Sore yang sangat sibuk di beberapa titik. Dengan pemandangan hiruk pikuk kendaraan, kepul asap knalpot yang amat tebal dan gelap, pun suara bising klakson yang terus menjerit. Geliat ibukota tak pernah berhenti. Namun, sore di ibukota juga mampu terkesan damai. Dengan pemandangan lembayung senja yang kian merona, gemericik air dari kolam ikan di halaman, semilir angin genit membelai wajah, aroma teh hangat yang baru diseduh menggelitik sekaligus menenangkan.
Rangga, sedang menikmati kedamaian yang baru saja ia peroleh setelah banyak kejadian buruk yang menimpa dirinya beberapa hari belakangan ini. Kedamaian itu baru berlangsung lima menit, bahkan tehnya yang masih mengepulkan asap itu belum sempat ia sentuh. Suara pembaca berita dari televisi yang ia biarkan menyala di ruang tengah menghancurkan semua ketenangannya. Rangga berlari terbirit-b***t menuju ruang tengah demi mendengar nama perusahaan yang ia pimpin disebut.

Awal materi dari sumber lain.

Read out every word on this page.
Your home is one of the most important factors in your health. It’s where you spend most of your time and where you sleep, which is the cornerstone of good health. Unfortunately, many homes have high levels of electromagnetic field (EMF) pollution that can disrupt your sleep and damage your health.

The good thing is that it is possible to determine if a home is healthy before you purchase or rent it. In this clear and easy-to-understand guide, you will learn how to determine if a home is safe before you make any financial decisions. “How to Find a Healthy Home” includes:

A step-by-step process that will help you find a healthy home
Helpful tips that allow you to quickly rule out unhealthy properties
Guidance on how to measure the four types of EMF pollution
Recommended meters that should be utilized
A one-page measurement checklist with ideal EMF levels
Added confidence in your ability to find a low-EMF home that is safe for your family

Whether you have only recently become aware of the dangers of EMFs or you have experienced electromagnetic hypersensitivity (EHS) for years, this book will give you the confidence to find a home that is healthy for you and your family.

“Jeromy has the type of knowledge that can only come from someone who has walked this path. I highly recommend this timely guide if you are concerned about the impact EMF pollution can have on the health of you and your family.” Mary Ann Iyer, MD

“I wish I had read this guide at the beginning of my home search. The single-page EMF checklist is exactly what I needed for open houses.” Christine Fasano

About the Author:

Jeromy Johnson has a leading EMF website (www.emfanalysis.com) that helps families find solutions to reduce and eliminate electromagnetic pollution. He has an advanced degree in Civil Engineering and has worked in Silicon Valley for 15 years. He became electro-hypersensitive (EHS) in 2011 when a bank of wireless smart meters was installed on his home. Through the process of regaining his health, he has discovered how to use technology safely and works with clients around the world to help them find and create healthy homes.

“Kami belum mendapat konfirmasi dari perusahaan yang bersangkutan. Namun, karena ini adalah informasi penting, diharapkan masyarakat berhati-hati.” Pembaca berita itu menutup kalimatnya. Meletakkan kertas yang ia pegang sejak tadi.
Rangga terduduk di sofa ruang tengah, lututnya mendadak lemas. Tubuhnya gemetar hebat. Belum sempat ia menguasai diri, ponselnya berdering keras.

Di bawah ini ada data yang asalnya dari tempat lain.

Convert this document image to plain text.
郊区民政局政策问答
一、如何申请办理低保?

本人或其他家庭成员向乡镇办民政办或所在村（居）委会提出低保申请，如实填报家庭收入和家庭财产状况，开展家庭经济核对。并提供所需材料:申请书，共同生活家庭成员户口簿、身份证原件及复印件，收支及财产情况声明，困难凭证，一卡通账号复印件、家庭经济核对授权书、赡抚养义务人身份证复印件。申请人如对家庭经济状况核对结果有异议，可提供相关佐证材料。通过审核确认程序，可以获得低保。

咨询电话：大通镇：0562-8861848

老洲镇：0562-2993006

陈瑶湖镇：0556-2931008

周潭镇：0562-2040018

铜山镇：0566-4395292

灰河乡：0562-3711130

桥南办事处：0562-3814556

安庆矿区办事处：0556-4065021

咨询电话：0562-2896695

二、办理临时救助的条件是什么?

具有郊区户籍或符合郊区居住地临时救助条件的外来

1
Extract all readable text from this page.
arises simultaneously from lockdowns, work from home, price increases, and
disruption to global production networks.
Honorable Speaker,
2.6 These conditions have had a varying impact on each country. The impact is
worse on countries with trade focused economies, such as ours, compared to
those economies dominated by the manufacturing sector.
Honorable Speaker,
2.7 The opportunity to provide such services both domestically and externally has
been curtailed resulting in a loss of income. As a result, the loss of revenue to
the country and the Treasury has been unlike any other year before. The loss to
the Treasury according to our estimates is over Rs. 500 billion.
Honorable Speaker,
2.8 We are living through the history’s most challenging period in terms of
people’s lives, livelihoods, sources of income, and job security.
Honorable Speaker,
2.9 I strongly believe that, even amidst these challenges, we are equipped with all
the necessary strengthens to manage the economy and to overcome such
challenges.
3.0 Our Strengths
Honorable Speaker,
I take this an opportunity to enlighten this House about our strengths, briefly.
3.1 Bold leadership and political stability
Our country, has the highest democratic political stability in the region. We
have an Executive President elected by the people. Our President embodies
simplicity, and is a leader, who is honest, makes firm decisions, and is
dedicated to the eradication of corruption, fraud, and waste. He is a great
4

“Ha-halo?” Suaranya bergetar, terbata. Kerongkongannya bahkan terasa kering.
“Pak, Anda di mana?” Suara Adit terdengar panik.
“Di… di rumah.”
“Saya akan ke sana sekarang!” Adit menyelesaikan kalimatnya dengan memutus sambungan telepon.

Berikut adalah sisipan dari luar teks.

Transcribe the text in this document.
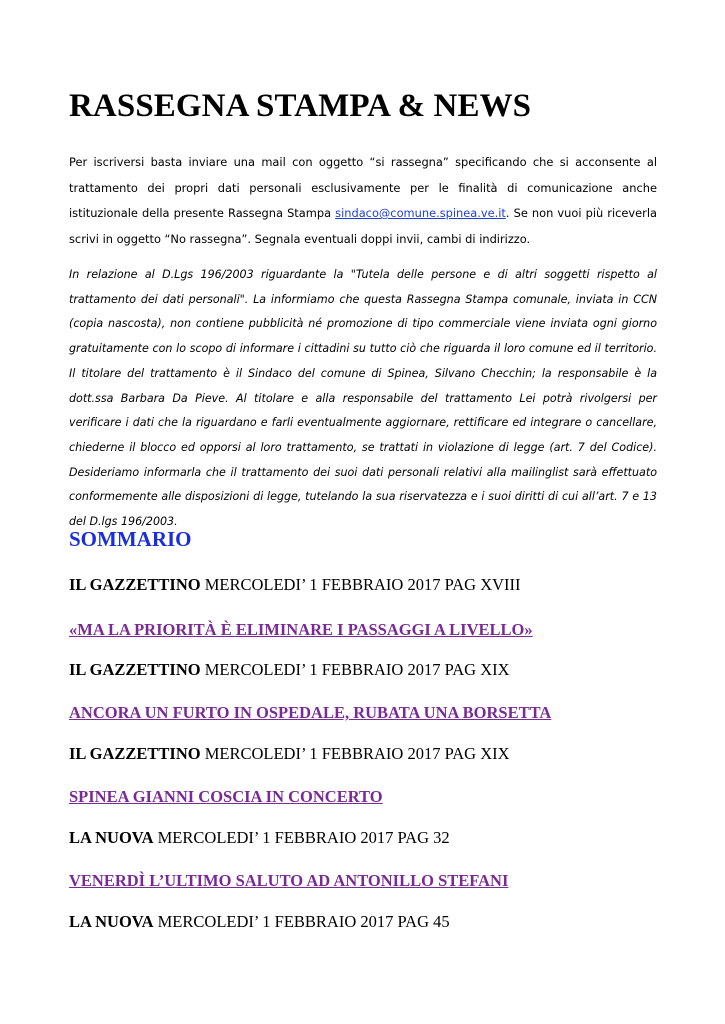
RASSEGNA STAMPA & NEWS

Per iscriversi basta inviare una mail con oggetto “si rassegna” specificando che si acconsente al trattamento dei propri dati personali esclusivamente per le finalità di comunicazione anche istituzionale della presente Rassegna Stampa sindaco@comune.spinea.ve.it. Se non vuoi più riceverla scrivi in oggetto “No rassegna”. Segnala eventuali doppi invii, cambi di indirizzo.

In relazione al D.Lgs 196/2003 riguardante la "Tutela delle persone e di altri soggetti rispetto al trattamento dei dati personali". La informiamo che questa Rassegna Stampa comunale, inviata in CCN (copia nascosta), non contiene pubblicità né promozione di tipo commerciale viene inviata ogni giorno gratuitamente con lo scopo di informare i cittadini su tutto ciò che riguarda il loro comune ed il territorio. Il titolare del trattamento è il Sindaco del comune di Spinea, Silvano Checchin; la responsabile è la dott.ssa Barbara Da Pieve. Al titolare e alla responsabile del trattamento Lei potrà rivolgersi per verificare i dati che la riguardano e farli eventualmente aggiornare, rettificare ed integrare o cancellare, chiederne il blocco ed opporsi al loro trattamento, se trattati in violazione di legge (art. 7 del Codice). Desideriamo informarla che il trattamento dei suoi dati personali relativi alla mailinglist sarà effettuato conformemente alle disposizioni di legge, tutelando la sua riservatezza e i suoi diritti di cui all’art. 7 e 13 del D.lgs 196/2003.

SOMMARIO

IL GAZZETTINO MERCOLEDI’ 1 FEBBRAIO 2017 PAG XVIII

«MA LA PRIORITÀ È ELIMINARE I PASSAGGI A LIVELLO»

IL GAZZETTINO MERCOLEDI’ 1 FEBBRAIO 2017 PAG XIX

ANCORA UN FURTO IN OSPEDALE, RUBATA UNA BORSETTA

IL GAZZETTINO MERCOLEDI’ 1 FEBBRAIO 2017 PAG XIX

SPINEA GIANNI COSCIA IN CONCERTO

LA NUOVA MERCOLEDI’ 1 FEBBRAIO 2017 PAG 32

VENERDÌ L’ULTIMO SALUTO AD ANTONILLO STEFANI

LA NUOVA MERCOLEDI’ 1 FEBBRAIO 2017 PAG 45
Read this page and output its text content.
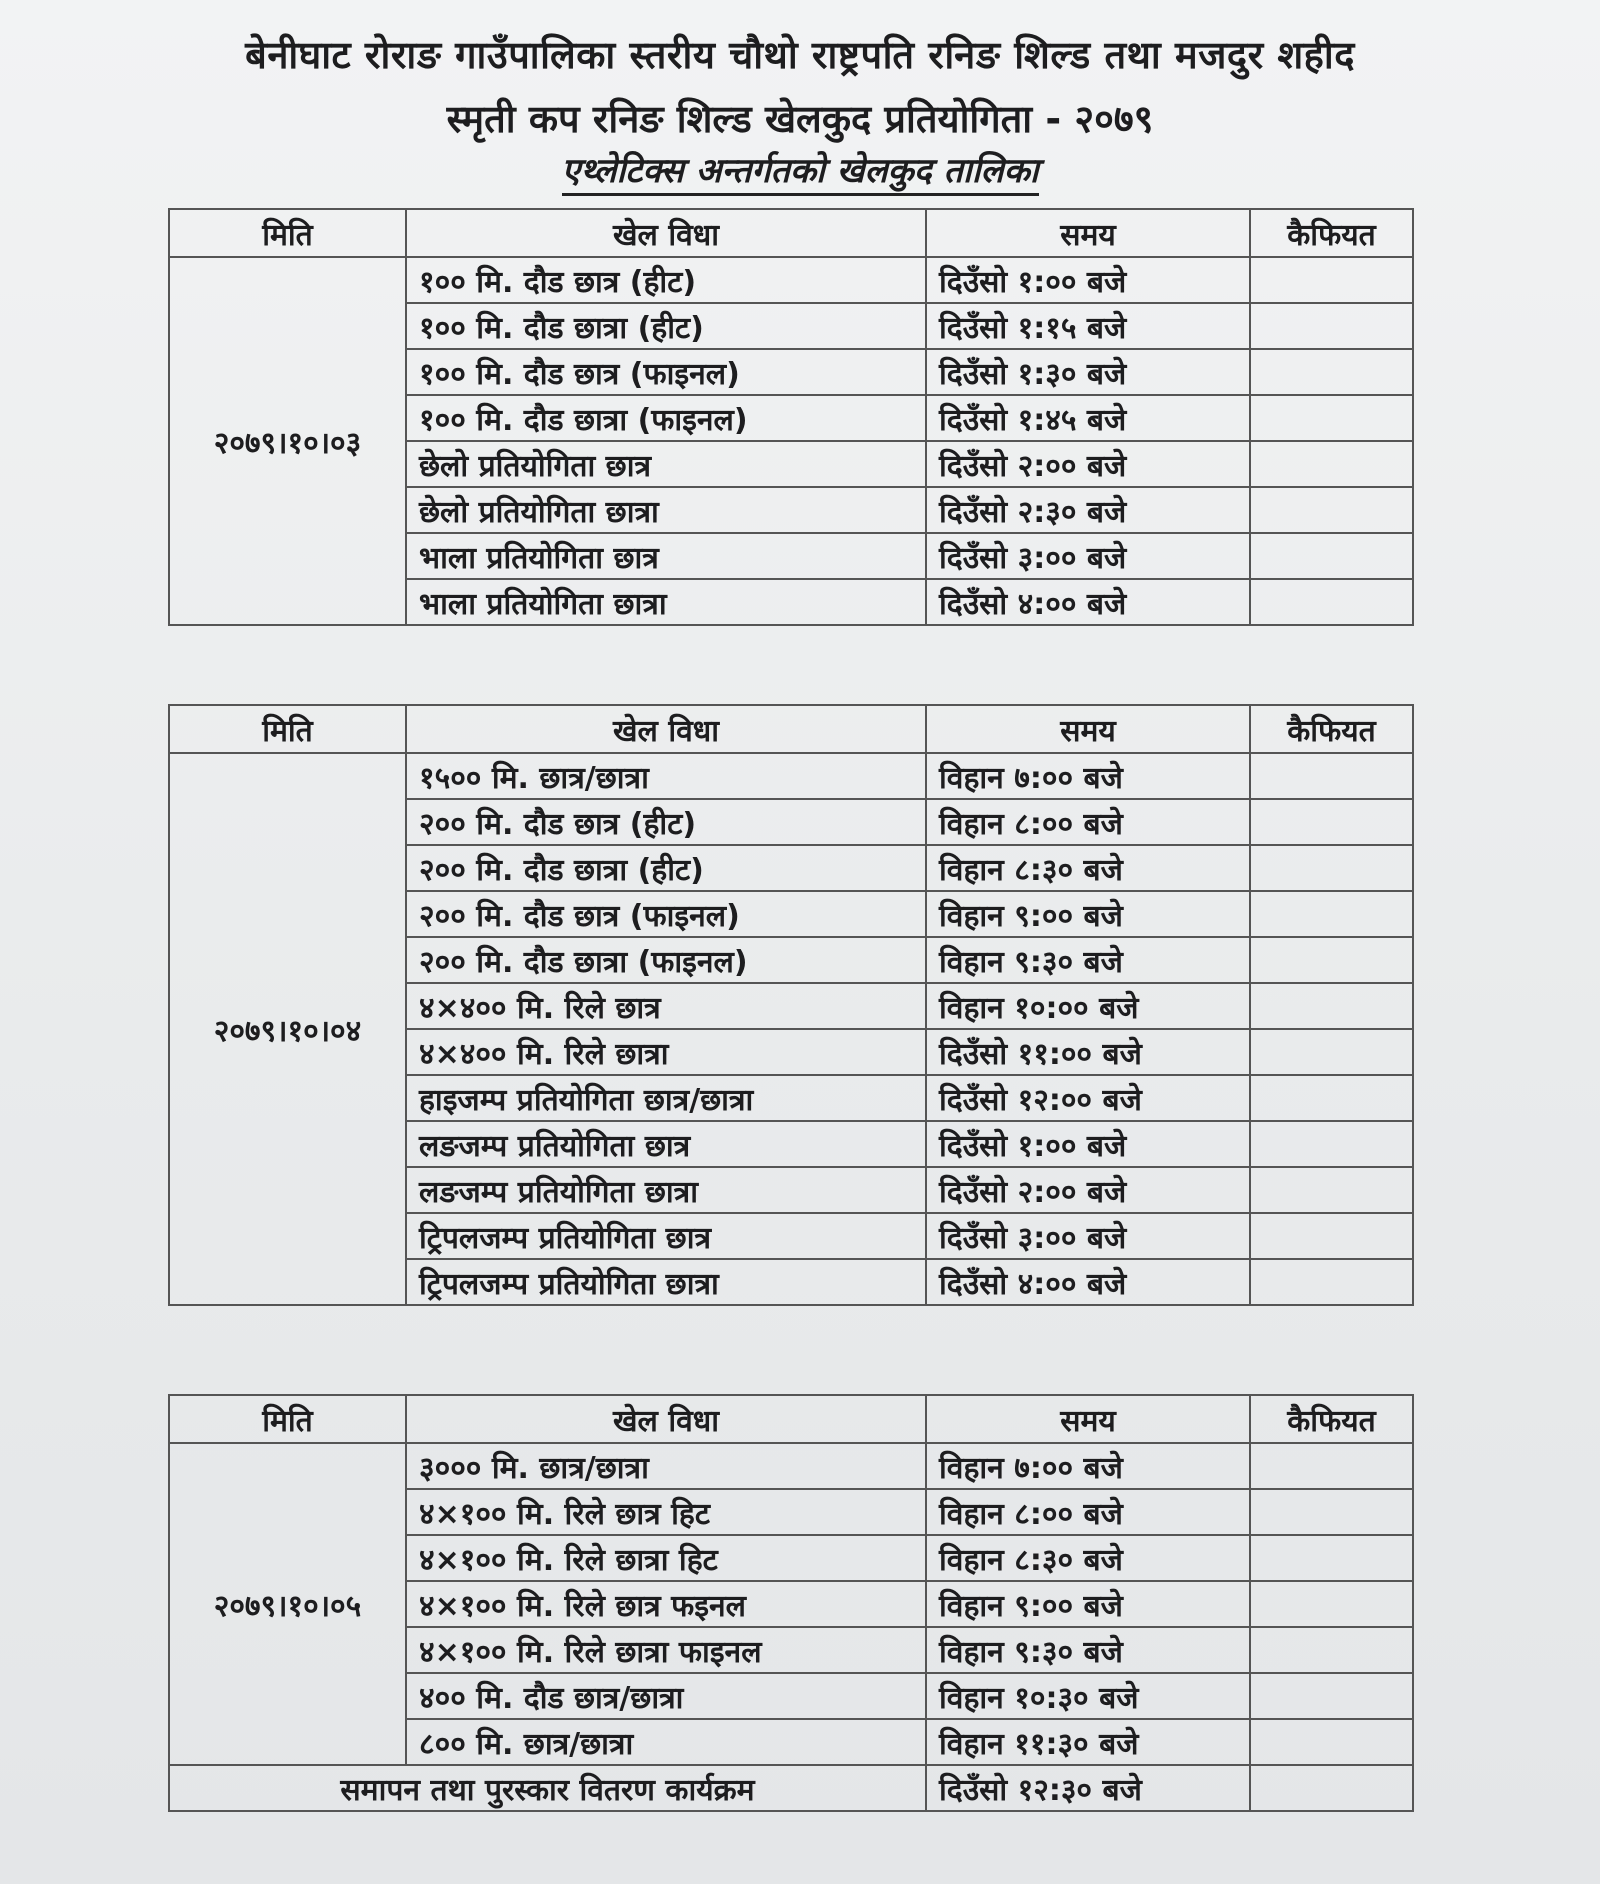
बेनीघाट रोराङ गाउँपालिका स्तरीय चौथो राष्ट्रपति रनिङ शिल्ड तथा मजदुर शहीद
स्मृती कप रनिङ शिल्ड खेलकुद प्रतियोगिता - २०७९
एथ्लेटिक्स अन्तर्गतको खेलकुद तालिका
मिति	खेल विधा	समय	कैफियत
२०७९।१०।०३	१०० मि. दौड छात्र (हीट)	दिउँसो १:०० बजे	
	१०० मि. दौड छात्रा (हीट)	दिउँसो १:१५ बजे	
	१०० मि. दौड छात्र (फाइनल)	दिउँसो १:३० बजे	
	१०० मि. दौड छात्रा (फाइनल)	दिउँसो १:४५ बजे	
	छेलो प्रतियोगिता छात्र	दिउँसो २:०० बजे	
	छेलो प्रतियोगिता छात्रा	दिउँसो २:३० बजे	
	भाला प्रतियोगिता छात्र	दिउँसो ३:०० बजे	
	भाला प्रतियोगिता छात्रा	दिउँसो ४:०० बजे	
मिति	खेल विधा	समय	कैफियत
२०७९।१०।०४	१५०० मि. छात्र/छात्रा	विहान ७:०० बजे	
	२०० मि. दौड छात्र (हीट)	विहान ८:०० बजे	
	२०० मि. दौड छात्रा (हीट)	विहान ८:३० बजे	
	२०० मि. दौड छात्र (फाइनल)	विहान ९:०० बजे	
	२०० मि. दौड छात्रा (फाइनल)	विहान ९:३० बजे	
	४×४०० मि. रिले छात्र	विहान १०:०० बजे	
	४×४०० मि. रिले छात्रा	दिउँसो ११:०० बजे	
	हाइजम्प प्रतियोगिता छात्र/छात्रा	दिउँसो १२:०० बजे	
	लङजम्प प्रतियोगिता छात्र	दिउँसो १:०० बजे	
	लङजम्प प्रतियोगिता छात्रा	दिउँसो २:०० बजे	
	ट्रिपलजम्प प्रतियोगिता छात्र	दिउँसो ३:०० बजे	
	ट्रिपलजम्प प्रतियोगिता छात्रा	दिउँसो ४:०० बजे	
मिति	खेल विधा	समय	कैफियत
२०७९।१०।०५	३००० मि. छात्र/छात्रा	विहान ७:०० बजे	
	४×१०० मि. रिले छात्र हिट	विहान ८:०० बजे	
	४×१०० मि. रिले छात्रा हिट	विहान ८:३० बजे	
	४×१०० मि. रिले छात्र फइनल	विहान ९:०० बजे	
	४×१०० मि. रिले छात्रा फाइनल	विहान ९:३० बजे	
	४०० मि. दौड छात्र/छात्रा	विहान १०:३० बजे	
	८०० मि. छात्र/छात्रा	विहान ११:३० बजे	
समापन तथा पुरस्कार वितरण कार्यक्रम		दिउँसो १२:३० बजे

“Ada apa lagi ini?” Gumam Rangga. Wajahnya pias, tangannya gemetar hebat.
Sekali lagi, belum sempat ia menenangkan diri, ponselnya kembali berdering nyaring.
“Halo?” Kali ini ia menjawab telepon setelah berdehem berkali-kali sebelumnya.
“Ada apa lagi ini, Rangga?!” Suara pamannya di seberang telepon terdengar murka sekaligus panik.
“Sa-saya juga nggak tahu, Om.” Rangga bingung bukan main.
Renaldi terdengar menghela nafas kasar. “Datanglah ke rumahku secepatnya!”
“Iya, Om.”
Renaldi memutus sambungan telepon. Rangga menangkupkan kedua tangannya ke wajahnya yang semakin pucat dan berkeringat dingin. Ini sungguh di luar dugaan. Ia yakin semua berjalan lancar bahkan setelah insiden penculikan dirinya itu. Satu-satunya yang perlu diurus hanya soal kerja sama dengan beberapa perusahaan dan distributor produk mereka. Dan itu pun sudah beres sehari setelah ia keluar dari rumah sakit. Rangga pikir, semua kejadian buruk itu telah berakhir. Tapi siapa sangka, sepertinya kasus penculikan dirinya beberapa waktu lalu itu hanyalah permulaan.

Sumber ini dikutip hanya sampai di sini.